Trump Threatens to Exit USMCA: What It Means for Canadian Gas Prices and Jobs
Key impact: If President Donald Trump follows through on his threat to exit the USMCA trade agreement, Canadian drivers could see higher gas prices and thousands of energy sector jobs could be at risk.
The USMCA (United States-Mexico-Canada Agreement) is up for its first six-year review in July 2026. Trump has signaled he may not renew it, claiming the U.S. doesn't need Canadian or Mexican goods. But experts warn this could backfire — especially for Canadian oil exports.

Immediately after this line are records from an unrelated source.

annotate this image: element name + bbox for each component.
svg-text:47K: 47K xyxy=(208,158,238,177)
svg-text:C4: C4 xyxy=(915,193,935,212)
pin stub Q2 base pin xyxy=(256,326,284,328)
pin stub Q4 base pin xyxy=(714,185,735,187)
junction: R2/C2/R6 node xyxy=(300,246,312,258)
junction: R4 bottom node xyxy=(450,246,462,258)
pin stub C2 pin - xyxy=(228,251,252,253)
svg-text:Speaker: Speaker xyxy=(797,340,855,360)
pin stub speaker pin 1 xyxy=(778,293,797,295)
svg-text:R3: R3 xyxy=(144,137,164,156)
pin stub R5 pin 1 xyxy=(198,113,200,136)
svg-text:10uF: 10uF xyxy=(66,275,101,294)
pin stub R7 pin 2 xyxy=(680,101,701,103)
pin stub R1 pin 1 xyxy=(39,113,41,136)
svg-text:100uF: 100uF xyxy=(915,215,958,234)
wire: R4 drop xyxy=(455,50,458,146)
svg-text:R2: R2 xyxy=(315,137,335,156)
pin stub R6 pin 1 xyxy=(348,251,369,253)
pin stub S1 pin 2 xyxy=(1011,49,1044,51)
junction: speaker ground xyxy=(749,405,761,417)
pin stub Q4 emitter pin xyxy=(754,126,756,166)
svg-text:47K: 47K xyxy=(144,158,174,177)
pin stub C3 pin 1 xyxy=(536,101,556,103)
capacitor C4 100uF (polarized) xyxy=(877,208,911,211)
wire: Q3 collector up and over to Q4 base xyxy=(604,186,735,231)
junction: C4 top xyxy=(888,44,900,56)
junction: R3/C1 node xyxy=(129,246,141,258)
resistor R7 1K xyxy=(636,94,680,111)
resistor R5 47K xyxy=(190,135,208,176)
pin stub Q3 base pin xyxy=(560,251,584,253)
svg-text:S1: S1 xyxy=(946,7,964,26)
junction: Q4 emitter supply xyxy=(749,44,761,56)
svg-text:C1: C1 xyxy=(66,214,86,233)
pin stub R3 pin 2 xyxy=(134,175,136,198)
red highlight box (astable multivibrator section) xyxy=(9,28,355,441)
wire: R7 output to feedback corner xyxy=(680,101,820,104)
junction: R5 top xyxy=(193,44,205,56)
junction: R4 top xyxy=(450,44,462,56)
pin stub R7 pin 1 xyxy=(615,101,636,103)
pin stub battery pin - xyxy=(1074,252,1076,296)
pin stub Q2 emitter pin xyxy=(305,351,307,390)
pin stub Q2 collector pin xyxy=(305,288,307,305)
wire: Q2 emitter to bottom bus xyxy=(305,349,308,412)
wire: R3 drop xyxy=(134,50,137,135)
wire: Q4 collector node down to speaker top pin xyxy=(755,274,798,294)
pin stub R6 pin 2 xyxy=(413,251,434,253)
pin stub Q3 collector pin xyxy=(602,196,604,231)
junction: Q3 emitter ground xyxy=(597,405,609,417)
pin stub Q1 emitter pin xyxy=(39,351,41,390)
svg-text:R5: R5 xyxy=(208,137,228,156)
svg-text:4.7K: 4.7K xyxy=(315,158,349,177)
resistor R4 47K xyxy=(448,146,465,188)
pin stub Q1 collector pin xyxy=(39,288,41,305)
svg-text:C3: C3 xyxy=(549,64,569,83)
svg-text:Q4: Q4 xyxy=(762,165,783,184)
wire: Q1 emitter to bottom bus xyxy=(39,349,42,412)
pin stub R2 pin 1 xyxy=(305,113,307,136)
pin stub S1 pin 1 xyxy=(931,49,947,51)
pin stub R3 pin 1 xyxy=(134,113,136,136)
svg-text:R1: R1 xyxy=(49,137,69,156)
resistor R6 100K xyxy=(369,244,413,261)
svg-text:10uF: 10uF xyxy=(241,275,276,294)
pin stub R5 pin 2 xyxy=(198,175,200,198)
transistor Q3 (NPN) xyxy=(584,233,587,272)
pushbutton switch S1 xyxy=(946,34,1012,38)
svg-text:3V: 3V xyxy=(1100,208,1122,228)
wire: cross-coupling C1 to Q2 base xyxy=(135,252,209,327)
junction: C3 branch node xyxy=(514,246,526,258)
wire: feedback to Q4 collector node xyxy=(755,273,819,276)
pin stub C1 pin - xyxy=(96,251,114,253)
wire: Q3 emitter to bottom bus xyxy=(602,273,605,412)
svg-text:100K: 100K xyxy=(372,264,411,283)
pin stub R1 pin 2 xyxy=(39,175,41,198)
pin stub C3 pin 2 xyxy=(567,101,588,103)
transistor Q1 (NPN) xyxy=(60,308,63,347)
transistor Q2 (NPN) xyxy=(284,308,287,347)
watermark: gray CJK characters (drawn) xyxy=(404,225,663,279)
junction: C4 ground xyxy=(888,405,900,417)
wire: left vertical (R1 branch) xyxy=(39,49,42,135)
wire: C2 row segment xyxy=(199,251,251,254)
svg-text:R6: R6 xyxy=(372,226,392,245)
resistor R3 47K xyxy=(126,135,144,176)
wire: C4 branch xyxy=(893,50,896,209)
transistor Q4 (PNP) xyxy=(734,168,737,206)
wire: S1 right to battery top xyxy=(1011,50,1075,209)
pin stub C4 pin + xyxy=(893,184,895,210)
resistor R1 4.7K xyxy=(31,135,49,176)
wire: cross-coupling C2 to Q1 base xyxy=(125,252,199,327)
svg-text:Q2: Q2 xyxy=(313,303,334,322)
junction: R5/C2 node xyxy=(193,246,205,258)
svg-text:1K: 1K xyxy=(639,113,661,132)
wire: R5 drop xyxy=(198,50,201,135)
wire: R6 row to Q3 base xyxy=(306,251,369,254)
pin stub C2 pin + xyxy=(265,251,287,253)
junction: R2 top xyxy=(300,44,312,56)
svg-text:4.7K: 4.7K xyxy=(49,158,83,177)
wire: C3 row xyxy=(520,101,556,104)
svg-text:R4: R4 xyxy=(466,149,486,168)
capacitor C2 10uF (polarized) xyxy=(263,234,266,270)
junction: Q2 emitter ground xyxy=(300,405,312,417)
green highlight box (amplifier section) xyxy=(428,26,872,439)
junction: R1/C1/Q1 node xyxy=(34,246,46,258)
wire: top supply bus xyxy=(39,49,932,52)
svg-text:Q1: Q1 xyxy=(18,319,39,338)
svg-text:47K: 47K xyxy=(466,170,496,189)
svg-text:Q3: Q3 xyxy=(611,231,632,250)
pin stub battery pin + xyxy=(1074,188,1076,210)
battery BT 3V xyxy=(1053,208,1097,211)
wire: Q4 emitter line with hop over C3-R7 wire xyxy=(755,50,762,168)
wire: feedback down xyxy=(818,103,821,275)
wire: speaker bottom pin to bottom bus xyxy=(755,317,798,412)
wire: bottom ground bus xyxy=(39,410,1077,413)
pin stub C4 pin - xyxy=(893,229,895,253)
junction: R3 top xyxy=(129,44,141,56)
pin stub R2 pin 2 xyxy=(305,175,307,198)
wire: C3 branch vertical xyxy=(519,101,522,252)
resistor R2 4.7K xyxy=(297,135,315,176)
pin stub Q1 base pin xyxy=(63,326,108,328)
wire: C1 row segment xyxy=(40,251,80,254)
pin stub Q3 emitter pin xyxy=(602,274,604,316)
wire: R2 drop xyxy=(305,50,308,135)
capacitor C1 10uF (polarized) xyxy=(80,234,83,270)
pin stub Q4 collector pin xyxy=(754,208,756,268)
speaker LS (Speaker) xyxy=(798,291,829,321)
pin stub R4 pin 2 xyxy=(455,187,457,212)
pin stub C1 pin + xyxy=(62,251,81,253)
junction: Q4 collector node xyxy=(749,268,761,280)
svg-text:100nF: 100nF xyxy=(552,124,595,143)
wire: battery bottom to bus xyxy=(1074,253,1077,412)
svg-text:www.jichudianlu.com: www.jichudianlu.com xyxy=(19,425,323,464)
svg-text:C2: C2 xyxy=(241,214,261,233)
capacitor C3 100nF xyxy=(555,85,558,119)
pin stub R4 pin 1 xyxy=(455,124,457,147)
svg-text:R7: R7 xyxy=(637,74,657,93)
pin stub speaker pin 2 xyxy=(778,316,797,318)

What's at stake for Canadians
Canada exports billions of dollars in crude oil to the U.S. every year. Much of it goes to Midwest refineries that are designed to process heavy Canadian crude. If Trump imposes tariffs on that oil:
- Canadian oil producers would see lower profits
- Layoffs could follow in Alberta, Saskatchewan, and Newfoundland
- Investment in Canada's energy sector would likely drop
- Gas prices for Canadian drivers could rise
The impact wouldn't stop at the pump. A USMCA exit could disrupt supply chains for Canadian manufacturers and farmers, affecting everything from auto parts to agricultural products.
Who is affected
Energy sector workers — This is the most immediate risk. Alberta alone accounts for over 80% of Canada's oil production. Thousands of jobs in drilling, refining, and pipeline operations could be threatened.
Drivers across Canada — Higher costs for Canadian oil could trickle down to consumers. Provinces like Alberta, Saskatchewan, and Newfoundland would feel it first, but price increases could spread nationwide.
Manufacturing and agriculture workers — The USMCA governs tariff-free trade for many goods beyond oil. Auto parts, lumber, dairy, and produce could all face new barriers.
Small business owners — If supply chains get disrupted, costs for imported goods and materials could rise.
What you should do
Monitor trade negotiations closely. The next round of U.S.-Mexico talks is scheduled for next week. Canada's trade minister has already urged all parties to renew the agreement.
If you work in energy, manufacturing, or agriculture: Consider diversifying your income or building up your savings. Job security in these sectors could become uncertain.
Prepare for potential price increases. Gas and imported goods could cost more. Budget accordingly.
Contact your MP. Voice your concerns about protecting Canadian jobs and trade stability. Public pressure matters.
Stay informed. Follow official government updates from Global Affairs Canada and the Office of the Prime Minister.
Bottom line
Trump's threat to exit the USMCA is serious for Canada. Our oil exports to the U.S. are vital — and tariffs would hurt Canadian producers, workers, and drivers. The July 2026 review deadline is still two years away, but negotiations are already heating up. Canadians should watch closely, prepare for possible price increases, and make their voices heard.